Infographic: Macs No Longer Play A Leading Role At Apple
Confirming earlier reports, Apple officially announced a third product launch event for this fall, after holding separate events for new iPads and Apple Watches in September and the latest iPhones in October. The upcoming event headlined 'One More Thing' in reference to Steve Jobs' famous practice of saving best for last, will be held virtually on November 10 and is all but certain to be about new MacBooks using Apple's own chips as opposed to Intel processors, which Apple has been using since 2006.
In the recently ended fiscal year 2020, the company was formerly known as Apple Computer generated $28.6 billion in revenue selling what it was originally named after computers. And while that makes Apple’s Mac business of 2020 more than four times as large as it was at the turn of the century, selling laptops and desktop computers are no longer as crucial to the company's overall success as it used to be.

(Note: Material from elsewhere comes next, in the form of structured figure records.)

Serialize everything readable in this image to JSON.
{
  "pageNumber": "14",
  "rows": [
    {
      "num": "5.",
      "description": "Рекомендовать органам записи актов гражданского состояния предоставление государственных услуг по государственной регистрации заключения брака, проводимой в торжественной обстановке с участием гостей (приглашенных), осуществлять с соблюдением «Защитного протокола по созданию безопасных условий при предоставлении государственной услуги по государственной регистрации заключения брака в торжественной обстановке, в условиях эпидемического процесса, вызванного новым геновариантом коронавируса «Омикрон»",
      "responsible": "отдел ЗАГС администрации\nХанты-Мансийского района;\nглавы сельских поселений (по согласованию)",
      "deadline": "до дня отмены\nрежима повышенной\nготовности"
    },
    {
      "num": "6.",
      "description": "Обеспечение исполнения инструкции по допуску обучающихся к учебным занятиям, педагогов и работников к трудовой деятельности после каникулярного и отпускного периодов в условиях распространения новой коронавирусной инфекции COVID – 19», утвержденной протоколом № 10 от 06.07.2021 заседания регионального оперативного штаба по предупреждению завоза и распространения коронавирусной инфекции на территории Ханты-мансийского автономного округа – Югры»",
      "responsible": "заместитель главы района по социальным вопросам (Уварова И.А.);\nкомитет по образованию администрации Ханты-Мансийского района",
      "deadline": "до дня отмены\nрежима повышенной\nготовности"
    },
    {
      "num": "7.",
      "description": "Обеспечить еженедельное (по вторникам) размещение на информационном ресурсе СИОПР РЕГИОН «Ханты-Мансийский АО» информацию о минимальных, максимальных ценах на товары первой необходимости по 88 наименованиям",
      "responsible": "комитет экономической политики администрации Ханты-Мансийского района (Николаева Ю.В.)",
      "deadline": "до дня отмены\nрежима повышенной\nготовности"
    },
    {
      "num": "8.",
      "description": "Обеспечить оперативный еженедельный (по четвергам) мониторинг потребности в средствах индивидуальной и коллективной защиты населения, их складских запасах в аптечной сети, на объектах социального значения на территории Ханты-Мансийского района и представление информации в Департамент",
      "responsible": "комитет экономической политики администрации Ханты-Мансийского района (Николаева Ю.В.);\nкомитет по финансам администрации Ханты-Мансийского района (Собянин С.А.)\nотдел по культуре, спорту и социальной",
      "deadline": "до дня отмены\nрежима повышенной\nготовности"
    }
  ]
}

Mac sales may have quadrupled over the past two decades, but Apple’s total sales increased more than 30-fold over the same period.
While the release of the first iMac in 1998 marked the beginning of Steve Jobs’ second stint at Apple and the company's return to form, the Mac line has done little more than lay the groundwork for what makes Apple the most valuable company in the world two decades later. As the following chart illustrates, Mac computers gradually lost importance to Apple as the company introduced one blockbuster product after another (think iPod, iPhone, and iPad) in the first decade of the 21st century. In 2020, Mac sales accounted for just 10.4 percent of Apple’s total revenue, down from 86 percent in 2000.